Women are at greater risk than men, the diseases are more commonly associated with less education (though the folks where Mom is at defy that - but that may be because the facility is "high end" and expensive, so those of less education may not have the means).
According to the Alzheimers Association, there is a wave of victims about to be afflicted and by 2025 the number of Alzheimer and dementia patients is estimated to be 7.1 million - a 40% increase from the approximate 5 million today.
There are two huge impacts: those still working while the disease progresses, and those caring for the people who have been diagnosed.
Workers' compensation certainly isn't going to be called upon to pay for the care of those with Alzheimers or dementia in the work place, except for those with a connection to brain trauma such as football players or workers who sustain a head injury - but the liability of unrealized self-harm (falling, tripping, picking up something hot, fighting, etc.) is real. Is that person just forgetful today? Or is there something more going on?
And what about apportionment to some pre-existing disease process or co-morbidity? Certainly fodder for litigation...

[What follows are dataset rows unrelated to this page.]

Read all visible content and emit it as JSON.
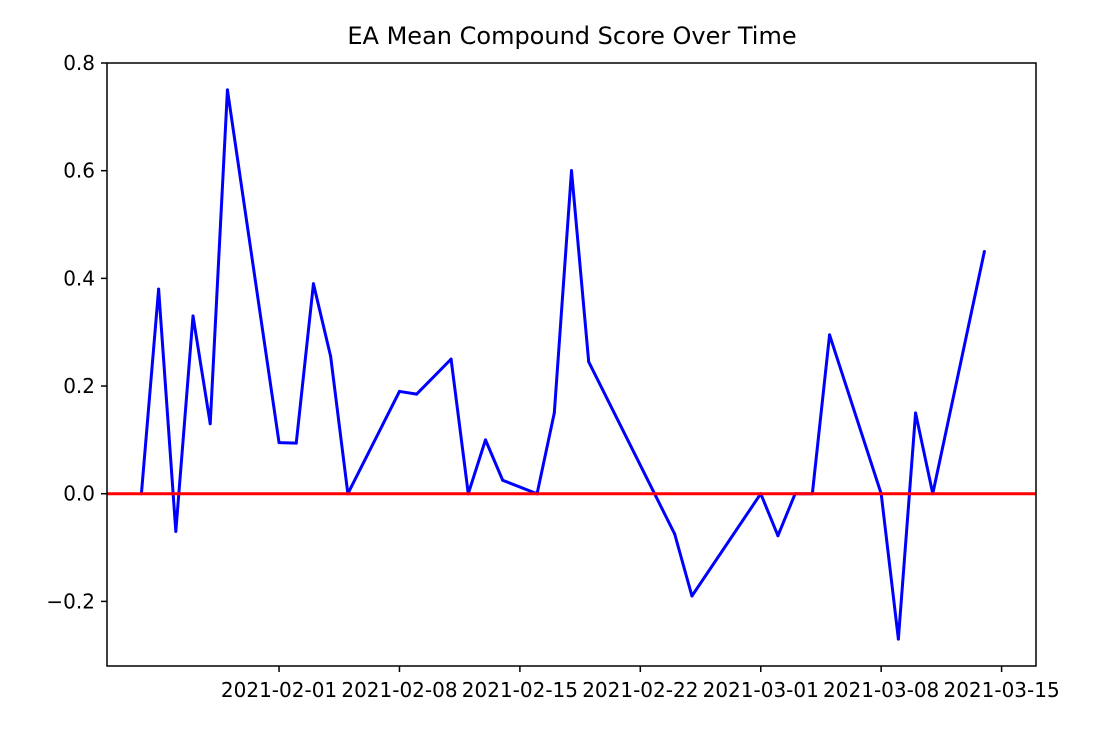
{
  "chart_data": {
    "type": "line",
    "title": "EA Mean Compound Score Over Time",
    "xlabel": "",
    "ylabel": "",
    "x_ticks": [
      "2021-02-01",
      "2021-02-08",
      "2021-02-15",
      "2021-02-22",
      "2021-03-01",
      "2021-03-08",
      "2021-03-15"
    ],
    "y_ticks": [
      "−0.2",
      "0.0",
      "0.2",
      "0.4",
      "0.6",
      "0.8"
    ],
    "xlim": [
      "2021-01-22",
      "2021-03-17"
    ],
    "ylim": [
      -0.32,
      0.8
    ],
    "grid": false,
    "reference_line": {
      "y": 0.0,
      "color": "#ff0000"
    },
    "series": [
      {
        "color": "#0000ff",
        "points": [
          {
            "x": "2021-01-24",
            "y": 0.0
          },
          {
            "x": "2021-01-25",
            "y": 0.38
          },
          {
            "x": "2021-01-26",
            "y": -0.07
          },
          {
            "x": "2021-01-27",
            "y": 0.33
          },
          {
            "x": "2021-01-28",
            "y": 0.13
          },
          {
            "x": "2021-01-29",
            "y": 0.75
          },
          {
            "x": "2021-02-01",
            "y": 0.095
          },
          {
            "x": "2021-02-02",
            "y": 0.094
          },
          {
            "x": "2021-02-03",
            "y": 0.39
          },
          {
            "x": "2021-02-04",
            "y": 0.255
          },
          {
            "x": "2021-02-05",
            "y": 0.0
          },
          {
            "x": "2021-02-08",
            "y": 0.19
          },
          {
            "x": "2021-02-09",
            "y": 0.185
          },
          {
            "x": "2021-02-11",
            "y": 0.25
          },
          {
            "x": "2021-02-12",
            "y": 0.0
          },
          {
            "x": "2021-02-13",
            "y": 0.1
          },
          {
            "x": "2021-02-14",
            "y": 0.025
          },
          {
            "x": "2021-02-16",
            "y": 0.0
          },
          {
            "x": "2021-02-17",
            "y": 0.15
          },
          {
            "x": "2021-02-18",
            "y": 0.6
          },
          {
            "x": "2021-02-19",
            "y": 0.245
          },
          {
            "x": "2021-02-24",
            "y": -0.075
          },
          {
            "x": "2021-02-25",
            "y": -0.19
          },
          {
            "x": "2021-03-01",
            "y": 0.0
          },
          {
            "x": "2021-03-02",
            "y": -0.078
          },
          {
            "x": "2021-03-03",
            "y": 0.0
          },
          {
            "x": "2021-03-04",
            "y": 0.0
          },
          {
            "x": "2021-03-05",
            "y": 0.295
          },
          {
            "x": "2021-03-08",
            "y": 0.0
          },
          {
            "x": "2021-03-09",
            "y": -0.27
          },
          {
            "x": "2021-03-10",
            "y": 0.15
          },
          {
            "x": "2021-03-11",
            "y": 0.0
          },
          {
            "x": "2021-03-14",
            "y": 0.45
          }
        ]
      }
    ]
  }
}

There are caregivers that are paid, such as at Mom's facility, but there is a huge population that is not paid, and for whom caregiving is a second occupation. This affects the work place behavior and performance.
Paid caregivers face obvious risks: lifting, being hit or physically assaulted, and other such dangers. There's the emotional toll too - being in the memory care environment all of the time gets depressing, and caregivers become attached to their wards.
I don't have an answer - heck, I'm not even sure what the question is! It seems to me, though, that one of the exit legacies of the baby boom generation is a very large population that will place a much different burden on work place risks and, ergo, workers' compensation.
At best, all I can say is that I think there's a huge impending issue that we're not ready to address.